TESS discovered a rare sub-Neptune

Using data collected by the TESS space telescope, an international team of astronomers has discovered a previously unknown extrasolar world. The newly found exoplanet, designated TOI-2196 b, belongs to the rare category of hot sub-Neptunes.

Hot sub-Neptune in the artist’s image. Source: NASA/JPL-Caltech

TOI-2196 b orbits a yellow dwarf located 861 light-years from Earth. In its mass, radius and age, the luminary is very similar to our Sun.

The orbit of TOI-2196 b passes at a very small distance from the parent star. It makes one revolution around it in just 1.2 days. According to astronomers, the effective surface temperature of the exoplanet is about 1600 °C

The measurement results showed that the radius of TOI-2196 b is 3.5 times the radius of our planet. At the same time, its mass exceeds the mass of the Earth by 26 times. This gives an average density of 3.31 g/cm3, which is a very large indicator for such a category of bodies.
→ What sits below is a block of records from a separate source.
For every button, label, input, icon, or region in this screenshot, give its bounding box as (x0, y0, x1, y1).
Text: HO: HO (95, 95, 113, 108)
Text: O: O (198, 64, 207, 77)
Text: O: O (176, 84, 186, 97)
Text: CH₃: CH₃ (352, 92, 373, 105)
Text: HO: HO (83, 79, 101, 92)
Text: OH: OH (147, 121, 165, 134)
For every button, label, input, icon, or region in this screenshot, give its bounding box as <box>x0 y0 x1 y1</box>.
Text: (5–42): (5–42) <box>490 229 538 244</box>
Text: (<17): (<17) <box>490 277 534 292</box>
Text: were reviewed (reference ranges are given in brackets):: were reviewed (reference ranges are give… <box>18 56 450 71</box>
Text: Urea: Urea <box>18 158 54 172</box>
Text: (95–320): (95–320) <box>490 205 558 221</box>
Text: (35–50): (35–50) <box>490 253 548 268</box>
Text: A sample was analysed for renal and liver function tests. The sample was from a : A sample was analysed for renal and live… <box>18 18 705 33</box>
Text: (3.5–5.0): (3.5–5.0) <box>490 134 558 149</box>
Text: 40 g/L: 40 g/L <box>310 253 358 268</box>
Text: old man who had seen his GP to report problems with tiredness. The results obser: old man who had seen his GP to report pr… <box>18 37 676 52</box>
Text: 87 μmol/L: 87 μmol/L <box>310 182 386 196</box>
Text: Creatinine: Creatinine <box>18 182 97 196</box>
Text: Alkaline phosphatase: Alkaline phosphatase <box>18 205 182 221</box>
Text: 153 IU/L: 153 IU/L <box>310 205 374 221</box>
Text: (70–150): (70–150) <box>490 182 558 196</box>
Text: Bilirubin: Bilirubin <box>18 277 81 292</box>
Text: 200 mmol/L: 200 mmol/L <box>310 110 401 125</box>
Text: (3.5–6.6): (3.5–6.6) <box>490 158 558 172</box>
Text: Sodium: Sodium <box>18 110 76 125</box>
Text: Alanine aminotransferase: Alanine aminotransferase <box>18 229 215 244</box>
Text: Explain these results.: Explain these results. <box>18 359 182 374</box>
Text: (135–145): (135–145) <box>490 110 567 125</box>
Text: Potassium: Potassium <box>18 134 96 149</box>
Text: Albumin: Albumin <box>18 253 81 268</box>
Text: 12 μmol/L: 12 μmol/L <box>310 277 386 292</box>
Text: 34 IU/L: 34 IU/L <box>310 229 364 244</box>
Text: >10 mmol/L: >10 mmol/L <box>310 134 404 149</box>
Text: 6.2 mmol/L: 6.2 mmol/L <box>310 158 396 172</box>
The discovery of TOI-2196 b may be another step towards solving the mystery of the “hot neptune desert”: the almost complete absence of neptune-like bodies in short orbits around stars. According to one of the most popular explanations, the shortage of such bodies can be explained by the rapid loss of their atmosphere under the influence of radiation from the parent star. However, in the case of TOI-2196 b, the simulation results suggest that while the exoplanet could indeed lose part of its mass during such a process, it is not enough to fundamentally change its physical characteristics.

It is also worth noting that the available data suggests that there is at least one more body in this system (a gas giant or a brown dwarf). But additional observations will be required to confirm its existence.